"Nieplanowane": szarpanina przed pokazem w Łodzi. Nie chcieli wpuścić prof. Chazana
Prof. Chazan został zaproszony na pokaz antyaborcyjnego filmu "Nieplanowane", co sprowokowało środowisko pro-choice do ostrego protestu. Znany ginekolog został nazwany "wrogiem kobiet" i próbowano uniemożliwić mu wejście do kina.
Film "Nieplanowane" wszedł do polskich kin 1 listopada. Osiągnął zaskakujący sukces frekwencyjny (50 tys. widzów w świąteczny weekend), choć środowiska lewicowe nawoływały do bojkoty "antyaborcyjnej propagandy". W łódzkim kinie Charlie na pokaz został zaproszony prof. Chazan, który musiał się zmierzyć z protestującymi. – To protest przeciwko zapraszaniu do Łodzi wroga kobiet – mówiła "Gazecie Wyborczej" Magdalena Gałkiewicz.
Jak czytamy w łódzkim wydaniu gazety, zwolennicy aborcji "przywitali" kontrowersyjnego ginekologa okrzykami "Prowokator, hipokryta!". Były plakaty z hasłami "Zatrzymamy fanatyków", "Moja macica – mój wybór" i przedstawicielki Lewicy powiązane sznurem, próbujące w ten sposób zablokować wejście do kina.

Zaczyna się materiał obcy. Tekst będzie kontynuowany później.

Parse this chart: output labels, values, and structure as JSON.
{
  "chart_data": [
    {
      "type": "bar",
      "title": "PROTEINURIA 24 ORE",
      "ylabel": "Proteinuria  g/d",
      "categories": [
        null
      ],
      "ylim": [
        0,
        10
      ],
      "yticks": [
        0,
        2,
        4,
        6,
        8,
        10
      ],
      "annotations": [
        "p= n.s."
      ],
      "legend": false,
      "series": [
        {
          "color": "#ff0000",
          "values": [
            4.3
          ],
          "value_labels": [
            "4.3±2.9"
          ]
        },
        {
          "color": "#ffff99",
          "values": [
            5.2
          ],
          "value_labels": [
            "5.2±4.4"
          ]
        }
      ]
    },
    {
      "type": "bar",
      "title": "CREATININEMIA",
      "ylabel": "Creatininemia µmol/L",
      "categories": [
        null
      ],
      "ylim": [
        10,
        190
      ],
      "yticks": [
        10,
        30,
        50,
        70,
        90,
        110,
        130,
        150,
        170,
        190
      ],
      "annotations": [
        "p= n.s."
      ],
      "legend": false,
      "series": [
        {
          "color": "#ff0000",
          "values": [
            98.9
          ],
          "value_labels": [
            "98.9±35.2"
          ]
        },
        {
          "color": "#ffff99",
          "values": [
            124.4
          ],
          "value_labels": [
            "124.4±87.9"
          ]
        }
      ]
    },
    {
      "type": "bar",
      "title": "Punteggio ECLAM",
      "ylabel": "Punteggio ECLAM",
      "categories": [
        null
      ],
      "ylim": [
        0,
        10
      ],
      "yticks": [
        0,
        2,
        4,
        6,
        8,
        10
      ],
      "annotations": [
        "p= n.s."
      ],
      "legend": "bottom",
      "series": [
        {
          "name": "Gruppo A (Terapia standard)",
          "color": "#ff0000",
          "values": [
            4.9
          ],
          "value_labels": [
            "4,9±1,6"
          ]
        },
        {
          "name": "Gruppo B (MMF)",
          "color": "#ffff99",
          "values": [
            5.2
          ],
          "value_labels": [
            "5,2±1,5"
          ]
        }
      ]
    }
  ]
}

Doszło nawet do szarpaniny, ale ostatecznie prof. Chazanowi udało się dotrzeć na pokaz.
Łukasz Głowacki z Radia Plus, który prowadził dyskusję po pokazie, podziękował wszystkim zgromadzony. Także tym przed kinem.
- Jeśli ktoś jest wierzący, niech modli się za nich. Może to nawrócenie przyjdzie za jakiś czas – mówił dziennikarz.
Chazan przyznał, że film opowiadający historię nawróconej menadżerki kliniki aborcyjnej, która przyczyniła się do 22 tys. zabiegów przerwania ciąży, zrobił na nim ogromne wrażenie.
– Przypomniałem sobie problemy moich pacjentek. Choć traktował o sprawie trudnej – o masowych zabójstwach dzieci – był delikatny, zrobiony z dużym wyczuciem i miłością do ludzi, do ich ułomności i wad. Muszę pójść jeszcze raz na ten film. A może i jeszcze raz. Trzeba dobremu Bogu podziękować, że taki film wszedł do kin – mówił po pokazie.
Prof. Chazan, który w pewnym momencie tak jak bohaterka "Nieplanowanych" zmienił swoje myślenie o aborcji o 180 stopni, wyraził wdzięczność za przypominanie mu tego, czym się kiedyś zajmował.
- To najlepszy sposób na uniknięcie pychy, przypomina o istnieniu Bożego miłosierdzia. Moje doświadczenia mogą być pomocne dla moich kolegów i koleżanek, którzy nadal wykonują te procedury. Może przyjdzie im do głowy, że konfesjonały czekają – cytuje słowa prof. Chazana łódzka "Gazeta Wyborcza".
Pokaz filmu z jego udziałem nie miał charakteru komercyjnego. Pieniądze z biletów oraz zebrane do puszek (łącznie ponad 2,6 tys. zł) zostały przekazane na Dom Samotnej Matki w Łodzi.